Our father had checked us into a motel room near Disneyland.  It wouldn’t win any Architectural Digest awards, but clearly it was a space of our own, if only for the night–and this  double bed room was clean, dry and warm.  It should have been a night to remember.

As it turned out, it was.

Earlier Sean had taken a pillow and found a spot on the floor to sleep (old habits die hard).  With baby Kasha on the other bed next to mama, it stood to reason I would be granted a little space of my own, yet my baby brother Timmy (a snuggler by nature) had backed his rear end up, inching towards me horizontally across the bed, until he found me; his anchor in the mayhem, and parked his haunches right up snug against my lower back–and it was just adding to my misery.

Violent wind continued to snap back and forth outside, and I began to shiver.

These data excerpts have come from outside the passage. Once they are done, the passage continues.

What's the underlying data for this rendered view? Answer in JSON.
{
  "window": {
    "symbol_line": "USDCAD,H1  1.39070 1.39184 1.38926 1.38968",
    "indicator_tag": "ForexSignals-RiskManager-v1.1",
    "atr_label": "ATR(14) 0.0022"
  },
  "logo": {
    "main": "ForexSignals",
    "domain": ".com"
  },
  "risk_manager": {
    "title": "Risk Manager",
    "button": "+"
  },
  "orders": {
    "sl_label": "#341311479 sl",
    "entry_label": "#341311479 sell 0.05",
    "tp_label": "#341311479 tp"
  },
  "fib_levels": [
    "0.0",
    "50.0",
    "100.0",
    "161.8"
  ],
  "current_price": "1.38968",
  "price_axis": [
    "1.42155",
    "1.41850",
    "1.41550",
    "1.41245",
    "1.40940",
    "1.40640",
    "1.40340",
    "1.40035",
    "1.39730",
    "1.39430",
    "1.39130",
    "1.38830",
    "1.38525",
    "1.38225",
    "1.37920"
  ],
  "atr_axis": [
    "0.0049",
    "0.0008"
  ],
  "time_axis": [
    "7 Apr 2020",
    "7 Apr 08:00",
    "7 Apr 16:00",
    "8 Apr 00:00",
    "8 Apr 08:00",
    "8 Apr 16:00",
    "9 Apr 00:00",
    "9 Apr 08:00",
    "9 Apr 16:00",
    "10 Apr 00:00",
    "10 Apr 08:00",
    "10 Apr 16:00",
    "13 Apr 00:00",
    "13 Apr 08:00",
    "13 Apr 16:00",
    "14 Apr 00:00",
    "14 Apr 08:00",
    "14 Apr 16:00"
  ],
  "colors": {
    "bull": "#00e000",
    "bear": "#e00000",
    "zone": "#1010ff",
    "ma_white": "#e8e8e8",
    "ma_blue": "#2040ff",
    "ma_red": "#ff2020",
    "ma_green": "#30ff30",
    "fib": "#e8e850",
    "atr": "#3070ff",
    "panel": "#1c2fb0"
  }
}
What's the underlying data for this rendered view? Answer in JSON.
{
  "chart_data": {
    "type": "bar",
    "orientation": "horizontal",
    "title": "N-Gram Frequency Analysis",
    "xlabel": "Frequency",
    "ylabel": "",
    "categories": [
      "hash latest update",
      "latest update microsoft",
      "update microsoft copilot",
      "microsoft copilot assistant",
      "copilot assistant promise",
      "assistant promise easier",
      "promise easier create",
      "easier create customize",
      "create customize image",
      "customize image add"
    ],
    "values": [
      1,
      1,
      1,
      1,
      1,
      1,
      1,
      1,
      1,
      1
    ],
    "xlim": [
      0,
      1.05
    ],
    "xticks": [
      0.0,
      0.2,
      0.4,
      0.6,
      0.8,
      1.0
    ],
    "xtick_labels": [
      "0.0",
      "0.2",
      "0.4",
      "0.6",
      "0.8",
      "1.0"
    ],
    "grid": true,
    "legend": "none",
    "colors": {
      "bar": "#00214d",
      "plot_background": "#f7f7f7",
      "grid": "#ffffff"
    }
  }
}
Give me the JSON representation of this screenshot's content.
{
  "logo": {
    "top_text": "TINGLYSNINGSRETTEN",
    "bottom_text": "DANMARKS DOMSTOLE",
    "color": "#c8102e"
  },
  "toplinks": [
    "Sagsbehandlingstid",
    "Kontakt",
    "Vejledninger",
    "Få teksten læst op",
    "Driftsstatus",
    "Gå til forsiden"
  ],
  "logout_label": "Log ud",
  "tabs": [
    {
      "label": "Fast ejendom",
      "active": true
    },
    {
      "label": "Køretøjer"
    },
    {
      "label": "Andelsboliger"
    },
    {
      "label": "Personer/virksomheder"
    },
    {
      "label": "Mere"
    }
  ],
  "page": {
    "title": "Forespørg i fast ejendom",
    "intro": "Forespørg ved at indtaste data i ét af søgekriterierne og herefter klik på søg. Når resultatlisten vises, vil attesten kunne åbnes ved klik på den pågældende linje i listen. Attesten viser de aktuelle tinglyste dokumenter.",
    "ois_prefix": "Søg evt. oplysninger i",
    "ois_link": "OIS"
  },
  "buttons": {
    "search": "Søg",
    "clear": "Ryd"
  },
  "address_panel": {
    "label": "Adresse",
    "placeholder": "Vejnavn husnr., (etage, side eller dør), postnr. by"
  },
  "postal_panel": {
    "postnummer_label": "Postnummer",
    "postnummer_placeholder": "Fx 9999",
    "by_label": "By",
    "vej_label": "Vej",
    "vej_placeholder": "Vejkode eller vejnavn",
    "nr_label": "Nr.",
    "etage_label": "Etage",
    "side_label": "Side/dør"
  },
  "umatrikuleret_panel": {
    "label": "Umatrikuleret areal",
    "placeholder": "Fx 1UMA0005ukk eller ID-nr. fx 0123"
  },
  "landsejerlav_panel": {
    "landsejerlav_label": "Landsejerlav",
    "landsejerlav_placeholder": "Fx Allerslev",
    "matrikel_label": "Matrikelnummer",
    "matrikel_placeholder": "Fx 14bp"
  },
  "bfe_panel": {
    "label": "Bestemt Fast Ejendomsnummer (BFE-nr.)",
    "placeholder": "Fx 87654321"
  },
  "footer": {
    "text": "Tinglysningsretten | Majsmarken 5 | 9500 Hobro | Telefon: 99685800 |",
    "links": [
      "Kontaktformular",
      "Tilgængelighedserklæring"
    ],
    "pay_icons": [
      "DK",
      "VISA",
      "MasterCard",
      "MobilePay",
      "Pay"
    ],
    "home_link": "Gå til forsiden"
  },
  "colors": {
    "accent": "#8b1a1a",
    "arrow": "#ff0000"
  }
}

It was late.  Too late for a child to be awake.  Hard as I try though, the cruel combination of a terrifying thunderstorm and a body still reeling from a nasty case of food poisoning earlier in the day, left me suspended in the moment, unable to escape from the thoughts of either.   And feeling weak.

Before the storm moved in that night our day was filled with a semblance of comfort and daddy smiled, “Alright, here’s a dollar for each of you.”  Our eyes widened with anticipation as we watched our father place one crisp dollar bill into each of our tiny pair of hands.  “Go up to the office and that vending machine there and get yourselves something to eat.”

Then he slapped the palm of his hand with the back of his racing form and looked at me, “Nee, you watch your brothers and sister okay?  Let your mama rest while I go out for awhile.”  We all watched in silence as mama turned her head away.

The spiffy vending machine had small, single servings of hot food: weiners, spaghetti-o’s type stuff and they came out HOT.  Sean and I had to juggle them back to our room so as not to get burned.  We giggled and tried not to drop them.

My can was tasty going down but not so much coming back up.  Something rancid settled in my stomach, and then erupted.  Awful.

Funny thing though, a family.  Years spent in the same immediate vicinity, repeating our days like robots, makes one take notice of even the most subtle of nuances.  Almost from birth, we learn what to do, and what not to do; in almost every situation, from our parents.

I learned my place was to care for my siblings, and my mama.  Daddy told me so.  Jason said Daddy told him so too.

Jason:  The last two chapters are very good.  You’ve really pegged them both–right down to the “slapping of the racing form” and the indifference in almost all of her actions towards him.   We stayed in motels a lot just like you guys, in fact, I too have a penchant for sleeping on the floor like Sean (I preferred to sleep under the sink in the back though if there was one, as it felt safer) …

Tanya and I used to share the back seat in a few cars too.  If I got the clothes just right, I could make it pretty flat, as if the huge bump in the floor board was not there.  I gave her the cushy part.  Mom would lay across the front and Dad would be out, probably wasting more money than you may ever realize.  I feel so bad about what I did to enable that.  I confided in my wife this weekend I had seen check registers from two men showing they had each given “DAD” millions of dollars.  Millions of dollars.   He was a pure grifter, and very good at it.  Had he not needed to throw even one score away we could have paid rent on a house or apartment for a year, and he scored probably twice a week. 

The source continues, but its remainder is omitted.